Re: pg14 psql broke \d datname.nspname.relname

From: Mark Dilger <mark(dot)dilger(at)enterprisedb(dot)com>
To: Robert Haas <robertmhaas(at)gmail(dot)com>
Cc: Justin Pryzby <pryzby(at)telsasoft(dot)com>, Stephen Frost <sfrost(at)snowman(dot)net>, Tom Lane <tgl(at)sss(dot)pgh(dot)pa(dot)us>, Peter Geoghegan <pg(at)bowt(dot)ie>, PostgreSQL Hackers <pgsql-hackers(at)postgresql(dot)org>
Subject: Re: pg14 psql broke \d datname.nspname.relname
Date: 2021-10-13 20:43:53
Message-ID: F9EC168B-1A29-421E-BB07-AE1C4D38152F@enterprisedb.com
Views: Raw Message | Whole Thread | Download mbox | Resend email
Thread:
Lists: pgsql-hackers

> On Oct 13, 2021, at 8:43 AM, Robert Haas <robertmhaas(at)gmail(dot)com> wrote:
>
> On Wed, Oct 13, 2021 at 10:40 AM Mark Dilger
> <mark(dot)dilger(at)enterprisedb(dot)com> wrote:
>> 3a is a bit strange, when considered in the context of patterns. If db1, db2, and db3 all exist and each have a table foo.bar, and psql is connected to db1, how should the command \d db?.foo.bar behave? We have no problem with db1.foo.bar, but we do have problems with the other two. If the answer is to complain about the databases that are unconnected, consider what happens if the user writes this in a script when only db1 exists, and later the script stops working because somebody created database db2. Maybe that's not completely horrible, but surely it is less than ideal.
>>
>> 3b is what pg_amcheck does. It accepts database.schema.relname, and it will complain if no matching database/schema/relation can be found (unless --no-strict-names was given.)
>
> Well, like I said, we can't treat a part that's purportedly a DB name
> as a pattern, so when connected to db1, I presume the command \d
> db?.foo.bar would have to behave just like \d
> dskjlglsghdksgdjkshg.foo.bar.
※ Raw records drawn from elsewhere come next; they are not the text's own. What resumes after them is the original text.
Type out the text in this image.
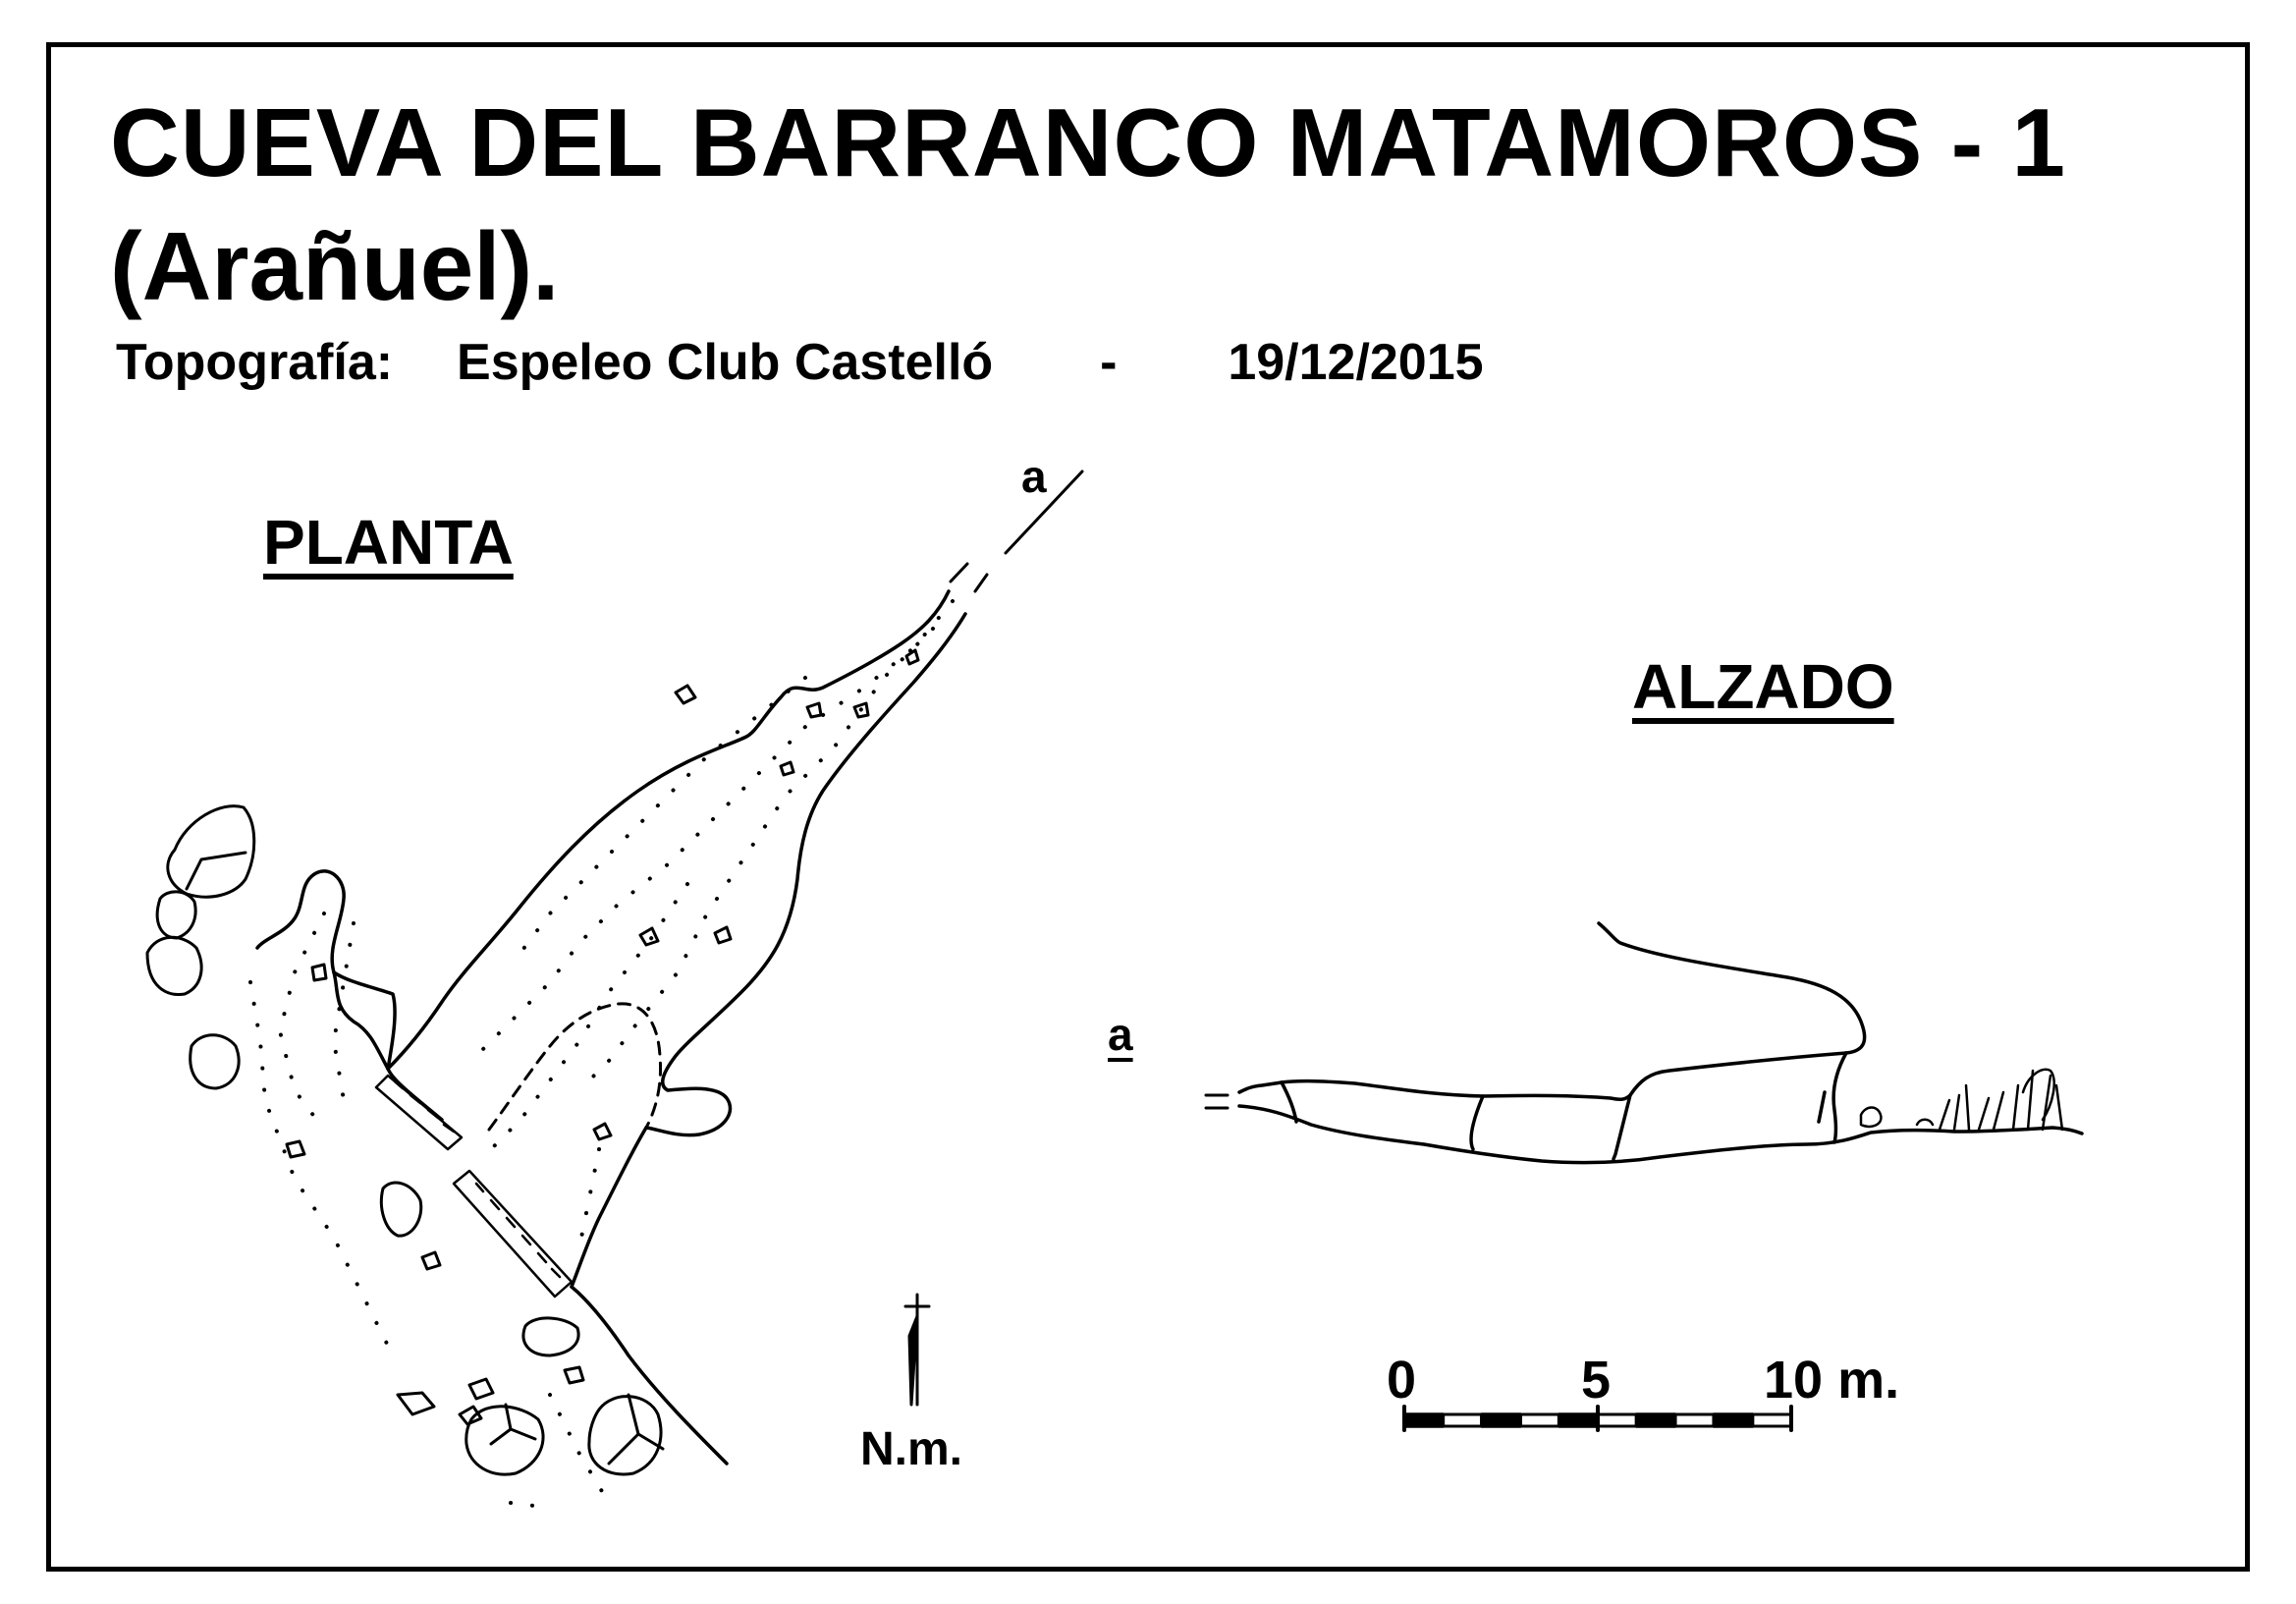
CUEVA DEL BARRANCO MATAMOROS - 1
(Arañuel).
Topografía: Espeleo Club Castelló - 19/12/2015
PLANTA
ALZADO
a
a
N.m.
0	5	10 m.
I suppose technically I'm wrong: db?
> could be matched against the list of database names as a pattern, and
> then we could complain only if it doesn't match exactly and only the
> current DB. But I don't like adding a bunch of extra code to
> accomplish nothing useful, so if we're going to match it all I think
> it should just strcmp().
>
> But I'm still not sure what the best thing to do overall is here.

The issue of name parsing impacts pg_dump and pg_dumpall, also. Consider what happens with:

pg_dump -t production.critical.secrets > secrets.dump
dropdb production

In v13, if your default database is "testing", and database "testing" has the same schemas and tables (but not data) as production, you are unhappy. You just dumped a copy of your test data and blew away the production data.

You could end up unhappy in v14, if database "testing" has a schema named "production" and a table that matches the pattern /^critical.secrets$/, but otherwise, you'll get an error from pg_dump, "pg_dump: error: no matching tables were found". Neither behavior seems correct.

The function where the processing occurs is processSQLNamePattern, which is called by pg_dump, pg_dumpall, and psql. All three callers expect processSQLNamePattern to append where-clauses to a buffer, not to execute any sql of its own. I propose that processSQLNamePattern return an error code if the pattern contains more than three parts, but otherwise insert the database portion into the buffer as a "pg_catalog.current_database() OPERATOR(pg_catalog.=) <database>", where <database> is a properly escaped representation of the database portion. Maybe someday we can change that to OPERATOR(pg_catalog.~), but for now we lack the sufficient logic for handling multiple matching database names. (The situation is different for pg_dumpall, as it's using the normal logic for matching a relation name, not for matching a database, and we'd still be fine matching that against a pattern.)

For psql and pg_dump, I'm tempted to restrict the database portion (if not quoted) to neither contain shell glob characters nor POSIX regex characters, and return an error code if any are found, so that the clients can raise an appropriate error to the user.

In psql, this proposal would result in no tables matching \d wrongdb.schema.table, which would differ from v13's behavior. You wouldn't get an error about having specified the wrong database. You'd just get no matching relations. \d ??db??.schema.table would complain about the db portion being a pattern. \d "??db??".schema.table would work, assuming you're connected to a database literally named ??db??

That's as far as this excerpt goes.